Jaya Baloo: La technologie de l’identification biométrique est complémentaire, mais elle n’offrira pas de résistance à l’ordinateur quantique. Ce dernier lancera en effet ses attaques à un niveau spécifique, sur la session layer là où se trouve notre cryptographie actuelle. Et il ‘craquera’ quelque chose dans cette couche spécifique, mais cela ne signifie pas que d’autres technologies ne pourront pas venir en aide.

Si, à l’avenir, vous voulez vous protéger, je pense que vous devrez combiner plusieurs solutions. D’une part, vous devrez utiliser un mécanisme physique pour déceler une personne indiscrète, ‘finding eve’. En outre, vous devrez vous tourner vers des algorithmes post-quantiques. Parce que vous constaterez que les algorithmes ne seront plus sûrs.

Le problème, c’est que la cryptographie se trouve dans tout. C’est le ‘s’ dans https, par exemple, indiquant que le trafic est crypté vers ce genre de site web. Quand on parle de changement cryptographique, il convient de tout modifier.
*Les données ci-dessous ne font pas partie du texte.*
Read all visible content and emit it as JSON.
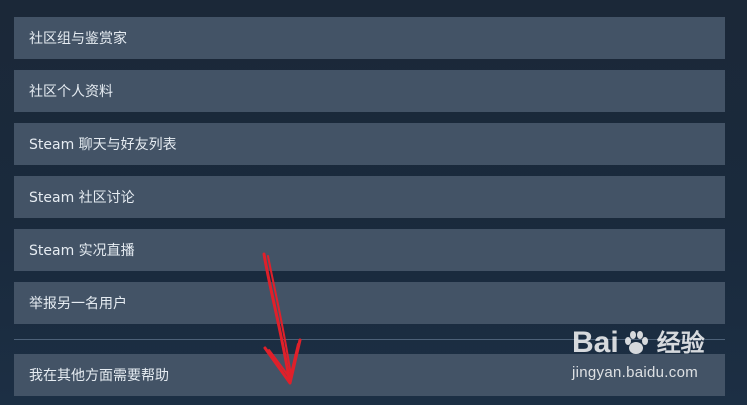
{
  "help_options": [
    {
      "label": "社区组与鉴赏家"
    },
    {
      "label": "社区个人资料"
    },
    {
      "label": "Steam 聊天与好友列表"
    },
    {
      "label": "Steam 社区讨论"
    },
    {
      "label": "Steam 实况直播"
    },
    {
      "label": "举报另一名用户"
    }
  ],
  "other_help": {
    "label": "我在其他方面需要帮助"
  },
  "watermark": {
    "logo_prefix": "Bai",
    "logo_suffix": "经验",
    "url": "jingyan.baidu.com"
  },
  "colors": {
    "background": "#1b2838",
    "item_background": "#435366",
    "item_text": "#e6ecf2",
    "annotation_arrow": "#e0202a"
  }
}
Qu’il s’agisse d’algorithmes de signature ou de mécanismes de hachage (hashing), c’est tout le système cryptographique qui est ouvert.

Par où faut-il commencer en matière de sécurité quantique? Comment préparer une entreprise à quelque chose qui n’existe actuellement pas encore?

Jaya Baloo: On débute toujours par trois choses. Primo, si vous utilisez à présent la cryptographie, sachez ce dont il s’agit et renforcez-la au maximum, pour vous donner un peu de répit. Si vous utilisez la norme AES (128 bits ou 256 bits maximum), optez pour 256 bits. Cela vous donnera plus de temps.

Secundo, il est conseillé d’examiner des endroits spécifiques de votre réseau, afin de savoir où vous pourriez utiliser la ‘quantum key distribution’. Y a-t-il des parties de votre réseau que vous pouvez protéger de manière sûre avec QKD?

Tertio, optez entièrement pour le post-quantique. Remplacez les algorithmes que vous avez par de nouveaux. Mais faites preuve de prudence. Vous devez comprendre votre réseau, savoir ce que vous avez et ce que vous voulez y ajouter. Vous devez aussi savoir comment interconnecter le tout, avant de démarrer.

C’est peut-être un brin philosophique, mais à quoi le monde ressemblera-t-il, lorsque les ordinateurs quantiques sortiront?

Jaya Baloo: Je pense que des parties du monde y seront prêtes. Il y a des choses que nous pourrons améliorer avec cette technologie. Mais je crains aussi que, comme toute technologie, elle puisse être utilisée de manière positive ou négative. Je me fais du souci à propos de groupes davantage immatures qui pourraient mettre la main sur quelque chose d’aussi puissant, sans bien en comprendre les implications au niveau mondial. Pensons par exemple à des autorités qui l’utiliseraient à des fins d’espionnage. C’est quasiment inévitable avec une telle technologie. Faisons donc confiance à la sagesse de tout pays suffisamment avancé pour mener à bien pareille technologie, pour qu’il l’utilise à de bonnes fins.